Call for a LLM Framework

When Ruby on Rails was released, it was a huge step forward for the web development community. It preferred convention over configuration and made it easy to get started and to iterate on a large project. We need that for the LLM and AI engineering ecosystem.

Current State

It's difficult to imagine AI and LLM's being hyped up more than they are now. Ever since GPT-4 was released and LLM's were shown to be a general purpose technology with high accuracy, it was clear that everyone and every business would be affected by this technology.

Fast forward several months and the hype is still there. With custom GPT's, multiple strong competitors, and improved integration (text gen, image gen, web browsing, etc. all in one), that hype is validated. And let me tell you, my friends and familly are tired of hearing me talk about it.

The challenge is that the every project is unique in its implementation, but not really that unique in its objective and/or structure. And the libraries we have are just that -- libraries. They give you (almost) all the tools you need and say "good luck." Which is fine if we want to keep recreating the wheel with every project. But I would rather us focus on adding value to the world.

Example

Retrieval-Augmented Generation (RAG) is a technique (intentionally using the word "technique" here over "framework") that allows for LLM's to get additional context, such as personal or internal data, when generating a response. ChatGPT Plus users can use RAG when they make a custom GPT, like I did with my CandidateGPT where recruiters can ask me questions about my professional experience. And businesses can use RAG, but it requires two near-separate architectures and at minimum three services. Which ones, you ask? You decide. And that's the problem.

The Solution

We need a "Ruby on Rails" for LLM's (and other generative AI modals). A framework that has all the conventions and enables configuration only when needed.

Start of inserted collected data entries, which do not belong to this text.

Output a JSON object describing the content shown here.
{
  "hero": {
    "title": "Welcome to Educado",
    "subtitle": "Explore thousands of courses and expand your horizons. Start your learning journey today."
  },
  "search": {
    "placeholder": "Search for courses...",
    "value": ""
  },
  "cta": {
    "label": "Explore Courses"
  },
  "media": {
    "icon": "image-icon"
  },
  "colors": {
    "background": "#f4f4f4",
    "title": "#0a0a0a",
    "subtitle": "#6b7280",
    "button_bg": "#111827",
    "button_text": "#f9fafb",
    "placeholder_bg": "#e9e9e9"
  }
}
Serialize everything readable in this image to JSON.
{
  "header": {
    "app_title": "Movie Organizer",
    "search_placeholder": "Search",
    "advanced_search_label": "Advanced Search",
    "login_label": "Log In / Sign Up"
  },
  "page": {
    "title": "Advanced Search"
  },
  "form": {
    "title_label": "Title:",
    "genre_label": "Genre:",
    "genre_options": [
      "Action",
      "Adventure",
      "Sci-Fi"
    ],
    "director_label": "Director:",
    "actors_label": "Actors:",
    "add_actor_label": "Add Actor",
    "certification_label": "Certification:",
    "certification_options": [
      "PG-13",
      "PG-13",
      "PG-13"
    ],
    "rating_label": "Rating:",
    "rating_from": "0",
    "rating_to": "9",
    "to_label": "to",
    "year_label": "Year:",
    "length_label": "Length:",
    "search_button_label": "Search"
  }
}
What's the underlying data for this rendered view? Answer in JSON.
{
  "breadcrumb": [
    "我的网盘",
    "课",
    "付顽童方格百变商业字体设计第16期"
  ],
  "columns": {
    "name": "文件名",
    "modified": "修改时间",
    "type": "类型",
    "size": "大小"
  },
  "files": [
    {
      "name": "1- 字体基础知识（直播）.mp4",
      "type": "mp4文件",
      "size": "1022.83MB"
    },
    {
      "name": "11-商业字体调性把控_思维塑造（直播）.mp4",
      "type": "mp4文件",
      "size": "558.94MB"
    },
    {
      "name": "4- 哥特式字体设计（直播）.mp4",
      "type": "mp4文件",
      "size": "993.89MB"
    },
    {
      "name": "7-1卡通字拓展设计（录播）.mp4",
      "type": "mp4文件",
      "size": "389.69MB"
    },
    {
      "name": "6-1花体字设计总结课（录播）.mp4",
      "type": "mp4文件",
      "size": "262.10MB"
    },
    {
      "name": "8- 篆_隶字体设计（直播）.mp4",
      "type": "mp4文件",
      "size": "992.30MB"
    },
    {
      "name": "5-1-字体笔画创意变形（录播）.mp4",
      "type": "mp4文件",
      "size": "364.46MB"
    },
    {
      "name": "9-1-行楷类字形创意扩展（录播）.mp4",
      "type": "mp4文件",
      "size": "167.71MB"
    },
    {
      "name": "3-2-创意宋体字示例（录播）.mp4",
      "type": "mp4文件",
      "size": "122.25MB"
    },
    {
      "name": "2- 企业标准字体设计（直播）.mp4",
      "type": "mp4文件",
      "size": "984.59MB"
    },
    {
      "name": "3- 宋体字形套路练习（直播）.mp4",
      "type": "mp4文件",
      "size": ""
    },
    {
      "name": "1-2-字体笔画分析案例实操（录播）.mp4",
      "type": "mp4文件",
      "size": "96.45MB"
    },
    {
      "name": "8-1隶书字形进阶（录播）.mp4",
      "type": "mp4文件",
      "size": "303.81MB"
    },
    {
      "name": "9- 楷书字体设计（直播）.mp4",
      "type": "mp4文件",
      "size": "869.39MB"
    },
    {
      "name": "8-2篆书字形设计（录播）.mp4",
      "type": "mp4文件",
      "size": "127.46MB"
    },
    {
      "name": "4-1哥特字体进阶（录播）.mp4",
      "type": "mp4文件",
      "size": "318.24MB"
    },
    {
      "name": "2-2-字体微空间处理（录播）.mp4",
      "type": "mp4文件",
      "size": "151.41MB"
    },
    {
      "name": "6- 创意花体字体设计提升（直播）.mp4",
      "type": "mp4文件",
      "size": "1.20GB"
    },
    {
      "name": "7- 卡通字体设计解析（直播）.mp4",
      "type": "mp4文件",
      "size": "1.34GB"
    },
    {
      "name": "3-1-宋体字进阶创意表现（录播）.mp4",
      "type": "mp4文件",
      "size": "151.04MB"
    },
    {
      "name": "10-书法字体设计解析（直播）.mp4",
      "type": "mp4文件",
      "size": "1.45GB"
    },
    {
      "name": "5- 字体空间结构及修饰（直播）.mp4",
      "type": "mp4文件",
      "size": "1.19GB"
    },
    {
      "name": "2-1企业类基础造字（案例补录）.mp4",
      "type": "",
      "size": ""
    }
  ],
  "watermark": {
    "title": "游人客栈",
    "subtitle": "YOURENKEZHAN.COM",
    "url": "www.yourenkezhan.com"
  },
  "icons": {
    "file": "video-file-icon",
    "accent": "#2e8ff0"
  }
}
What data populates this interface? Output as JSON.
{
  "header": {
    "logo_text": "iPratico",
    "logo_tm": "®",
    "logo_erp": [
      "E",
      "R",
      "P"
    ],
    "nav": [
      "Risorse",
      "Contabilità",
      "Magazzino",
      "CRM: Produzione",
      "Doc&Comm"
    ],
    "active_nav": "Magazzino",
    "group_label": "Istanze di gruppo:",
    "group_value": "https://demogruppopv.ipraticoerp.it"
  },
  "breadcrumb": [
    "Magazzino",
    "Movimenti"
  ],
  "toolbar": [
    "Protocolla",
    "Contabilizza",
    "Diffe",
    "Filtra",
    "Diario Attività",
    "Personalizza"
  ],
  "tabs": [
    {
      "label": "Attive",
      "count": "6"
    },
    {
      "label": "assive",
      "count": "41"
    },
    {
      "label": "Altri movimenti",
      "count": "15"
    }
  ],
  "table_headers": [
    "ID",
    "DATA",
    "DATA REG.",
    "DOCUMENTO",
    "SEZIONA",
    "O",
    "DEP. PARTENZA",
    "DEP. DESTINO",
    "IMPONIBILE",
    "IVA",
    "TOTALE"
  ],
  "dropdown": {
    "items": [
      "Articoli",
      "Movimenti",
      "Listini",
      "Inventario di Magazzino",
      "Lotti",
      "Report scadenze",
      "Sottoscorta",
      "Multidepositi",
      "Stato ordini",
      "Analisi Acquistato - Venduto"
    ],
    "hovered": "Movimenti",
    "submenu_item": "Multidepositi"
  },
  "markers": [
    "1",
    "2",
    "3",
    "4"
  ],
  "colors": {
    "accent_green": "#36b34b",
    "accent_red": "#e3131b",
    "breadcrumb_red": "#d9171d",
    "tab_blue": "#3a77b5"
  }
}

Here are some high-level specs:

  • Written in Python (better for researchers and cutting edge libraries) or JavaScript (better for businesses and web apps)
  • Has a CLI to create a new project
  • Gives the option to add a thin API layer (such as FastAPI or Express) or to use it in its own directory
  • All services default to the most popular (OpenAI, Pinecone, etc) but can be configured to use others
  • One-time config for all services, with the majority being optional: LLM, database, embedding, vector DB, etc.
  • Easy support for short-term memory management, such as minimizing the chat history to just maintain the keep parts of the conversation
  • Easy support for long-term memory, including the ability to intelligently add new data based on the current conversation
  • TDD as a first-class process, so each step is tested and provides clear steps for testing

Conclusion

Given how fast everything is changing, it would be fair to think that a "Ruby on Rails" for LLM's would be too soon or would become irrelevant quickly. But given how the architectures haven't changed in several months, the majority of these specs are already possible. Time will tell, but I for one am excited for that framework.